On September 19, Hangzhou announced buying restrictions:
The city authorities said that, effective from Sept 19, homebuyers without household registration in the city-known in Chinese as hukou-are not allowed to buy a second home in the city's central districts, in a bid to curb rapidly rising house prices, curb speculative buying and prevent risks.
These restrictions were tightened again on September 26, with total ban on non-resident buying, touching off a housing frenzy in Hangzhou.

More buying restrictions were added today. FT: China cities move to halt housing market frenzy
Hangzhou, host of this months’s G20 summit, on Tuesday introduced rules requiring buyers at auction of high-priced land to pay the full amount within a month, a move aimed at reining in China’s infamous “land kings”, developers prepared to pay above the market rate during pricing booms.
According to iFeng, the city will also no longer issue residence permits to home buyers, as well as hike down payments to 50 percent for buyers who already own a home. 再出重拳!杭州宣布暂停购房入户政策

Caixin: Hangzhou Puts Lid on Bids for Land
Authorities in Hangzhou, the capital of Zhejiang province, said Monday that parcels of land in 10 out of the city's 12 districts cannot be sold for more than 150 percent over their initial bidding prices. Once the bids for a plot reach the maximum price, the plot will go to the developer who promises to build the most number of elderly-care facilities on the land, according to the new rule, which went into effect Tuesday.
The moves come in the wake of People's Daily editorial calling for sanity in the housing market: Commentary in China’s mouthpiece media seeks to calm property speculation, draws online derision instead
An opinion piece carried by the website of the communist party media flagship on Monday night said hard work is more meaningful than profiting from property deals.
That's an unfortunate line because it came around the same time as this article: 见证楼市疯狂:房价1年涨幅顶家庭10年收入. The headline says the past 1 year of home price increase is equivalent to 10 years of household income. It discussed people closing their factories to flip houses. It isn't a fictional story, it's a reality repeated all over China.

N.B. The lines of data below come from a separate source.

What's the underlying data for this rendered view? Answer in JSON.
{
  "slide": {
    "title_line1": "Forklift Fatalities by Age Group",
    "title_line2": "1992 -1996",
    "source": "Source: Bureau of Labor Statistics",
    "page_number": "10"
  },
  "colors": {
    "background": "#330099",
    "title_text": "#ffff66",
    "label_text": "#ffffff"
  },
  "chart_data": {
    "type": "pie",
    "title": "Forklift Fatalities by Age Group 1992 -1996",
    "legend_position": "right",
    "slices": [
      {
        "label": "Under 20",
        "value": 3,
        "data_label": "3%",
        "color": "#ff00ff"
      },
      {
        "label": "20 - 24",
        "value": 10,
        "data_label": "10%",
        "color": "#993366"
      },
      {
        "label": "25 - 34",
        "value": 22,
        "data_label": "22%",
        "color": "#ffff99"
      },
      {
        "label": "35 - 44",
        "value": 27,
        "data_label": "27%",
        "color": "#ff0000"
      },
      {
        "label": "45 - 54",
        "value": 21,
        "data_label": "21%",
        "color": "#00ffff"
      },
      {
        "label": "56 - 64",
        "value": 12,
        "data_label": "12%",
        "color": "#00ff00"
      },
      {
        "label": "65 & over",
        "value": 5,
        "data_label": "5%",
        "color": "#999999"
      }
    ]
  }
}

The source of the devaluation is not the home prices though, it is currency devaluation. Inflation has greatly reduced the value of the yuan and it is expressing itself in soaring property prices. Every credit fueled bubble is the same, with people abandoning real work in order to trade the speculative asset du jour.
“When hard work is deemed inferior to property speculation, it can lead to a wrong direction and values,” the author Li Zhen wrote. “If the public spend too much time on short-term benefits from speculating on properties, it will squeeze out the desire to fight for long-term goals.”

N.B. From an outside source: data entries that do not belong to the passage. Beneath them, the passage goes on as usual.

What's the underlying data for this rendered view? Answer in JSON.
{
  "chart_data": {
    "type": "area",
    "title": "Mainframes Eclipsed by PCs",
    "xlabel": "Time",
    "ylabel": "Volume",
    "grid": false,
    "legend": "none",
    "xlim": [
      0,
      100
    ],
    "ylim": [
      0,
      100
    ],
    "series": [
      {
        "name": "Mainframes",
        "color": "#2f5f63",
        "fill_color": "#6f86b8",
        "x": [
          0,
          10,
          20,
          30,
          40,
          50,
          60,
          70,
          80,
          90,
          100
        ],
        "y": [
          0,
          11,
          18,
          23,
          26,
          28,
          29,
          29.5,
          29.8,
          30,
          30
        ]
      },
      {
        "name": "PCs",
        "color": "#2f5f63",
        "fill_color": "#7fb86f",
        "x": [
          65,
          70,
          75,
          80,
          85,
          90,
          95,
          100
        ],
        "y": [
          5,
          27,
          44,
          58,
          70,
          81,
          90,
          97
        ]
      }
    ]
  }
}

It's called malinvestment. The market is sending the wrong signals because central planners have completely destroyed market signals across the world. China is destroying its economy, consuming wealthy in order to produce an extra 1 to 2 percent of GDP in order to avoid the painful, but necessary, recession that will clean out the bad investments.
One popular comment that was liked by close to 1,000 readers said, “Didn’t People’s Daily get it the wrong way round? It is ridiculous that home prices make our hard work meaningless.” Another widely shared comment said, “These words sounds good to the ears, but those who say them are not good people. Most people spend their lives working hard but eventually lose their earnings to high taxes and rocketing home prices. Policymakers don’t try to reduce the tax. What’s the point of talking about all this trash? ”
The official panic has begun, as have the stringent buying restrictions and credit restrictions that will lead to the next crisis.